Mr. Chairman, the Inspector of Election has provided the voting results for Proposals 1 and 2. Management's proposal to amend and restate the charter to declassify the board of directors was approved. Management's proposal to amend and restate the charter to remove super majority voting requirements was approved. Because Proposal 1 and Proposal 2 passed, we are now pausing the meeting for a few minutes in order to file our amended and restated certificate of incorporation with the Delaware Secretary of State. That it is effective and governs the election of directors under Proposal 3, who will be elected for a 1-year term expiring at the 2027 annual meeting of stockholders. We will now take that pause. Thank you for your patience.

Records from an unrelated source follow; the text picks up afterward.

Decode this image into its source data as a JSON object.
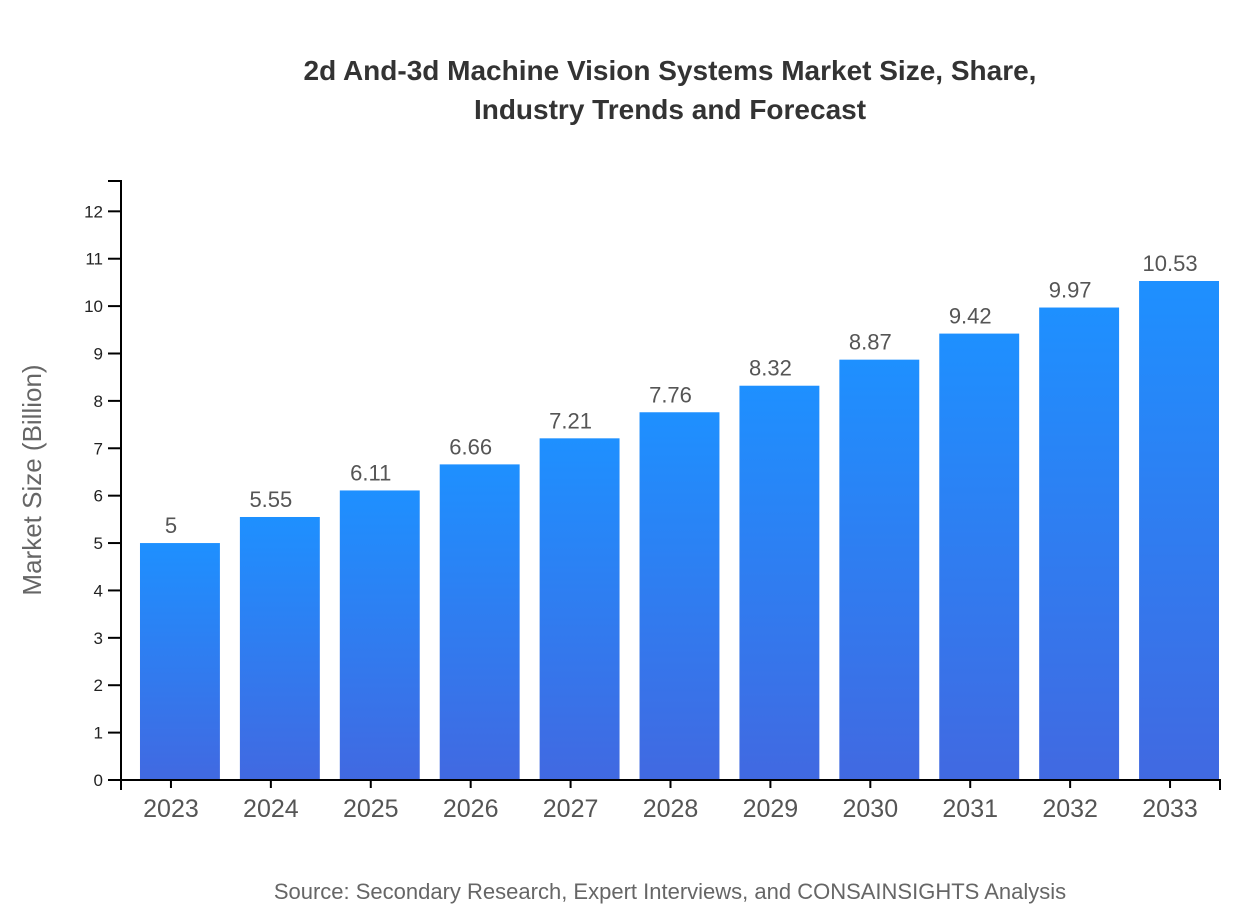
{
  "chart_data": {
    "type": "bar",
    "title_lines": [
      "2d And-3d Machine Vision Systems Market Size, Share,",
      "Industry Trends and Forecast"
    ],
    "xlabel": "",
    "ylabel": "Market Size (Billion)",
    "categories": [
      "2023",
      "2024",
      "2025",
      "2026",
      "2027",
      "2028",
      "2029",
      "2030",
      "2031",
      "2032",
      "2033"
    ],
    "values": [
      5,
      5.55,
      6.11,
      6.66,
      7.21,
      7.76,
      8.32,
      8.87,
      9.42,
      9.97,
      10.53
    ],
    "data_labels": [
      "5",
      "5.55",
      "6.11",
      "6.66",
      "7.21",
      "7.76",
      "8.32",
      "8.87",
      "9.42",
      "9.97",
      "10.53"
    ],
    "yticks": [
      "0",
      "1",
      "2",
      "3",
      "4",
      "5",
      "6",
      "7",
      "8",
      "9",
      "10",
      "11",
      "12"
    ],
    "ylim": [
      0,
      12.64
    ],
    "grid": false,
    "legend": "none",
    "colors": {
      "bar_top": "#1E90FF",
      "bar_bottom": "#4169E1"
    },
    "source": "Source: Secondary Research, Expert Interviews, and CONSAINSIGHTS Analysis"
  }
}
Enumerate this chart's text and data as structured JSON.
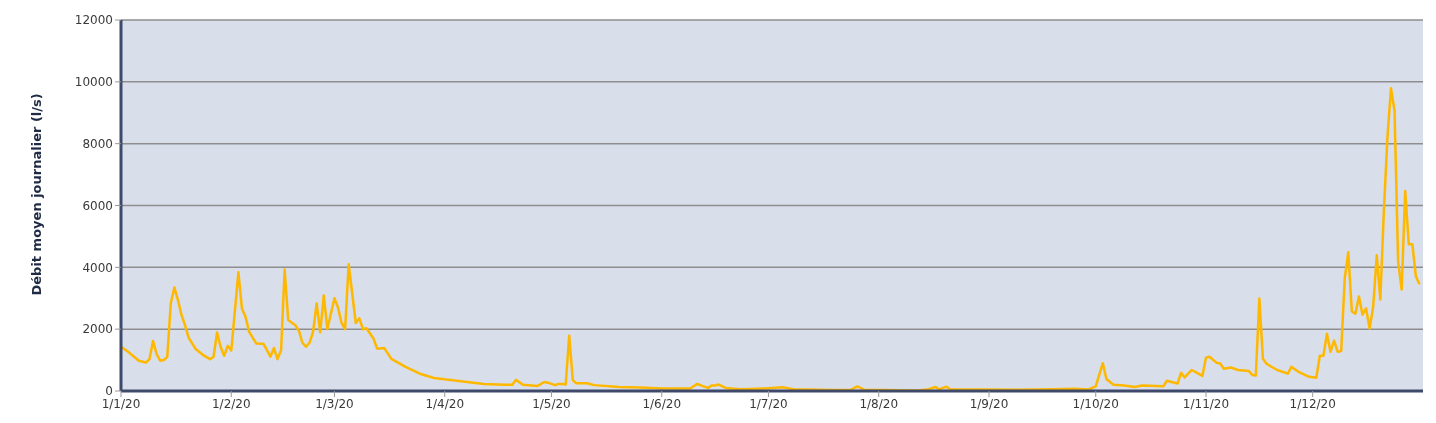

The amended and restated certificate of incorporation reflecting the amendment set forth in our proxy statement under Proposal 1 and Proposal 2 has been filed with the Delaware Secretary of State and is now effective.

Mike Burkland
Chairman of the Board of Directors, Five9

Thank you. The time is now 8:45 AM on 20 May 2026, and the polls are now open with respect to Proposals 3, 4, and 5. We will now take questions regarding Proposals 3, 4, and 5. There are no questions that have been submitted via the website. There being no further questions with respect to Proposals 3, 4, and 5, the time is now 8:45 AM on 20 May 2026, and the polls are now closed with respect to Proposals 3, 4, and 5.

Tiffany Meriweather
Chief Administrative and Legal Officer and Corporate Secretary, Five9

Mr. Chairman, the Inspector of Election has tallied the ballots and proxies cast for Proposals 3, 4, and 5 presented at this meeting and has submitted his preliminary report. The preliminary report results indicate that each of the two persons nominated for director has received a plurality of the votes cast and has been elected as a director of the company to serve for a 1-year term that will expire at the 2027 annual meeting of stockholders. The compensation of our named executive officers, as disclosed in our proxy statement, was approved on a non-binding advisory basis. The appointment of KPMG as the company's independent registered public accounting firm for the fiscal year ending 31 December 2026, has been ratified. The final voting results of this meeting will be reported on a Form 8-K filed with the Securities and Exchange Commission.

Mike Burkland
Chairman of the Board of Directors, Five9

That concludes the business of this meeting. This meeting is now adjourned. Thank you for attending today's meeting. This concludes our webcast and ends our call.

Operator

That concludes our meeting today. You may now disconnect.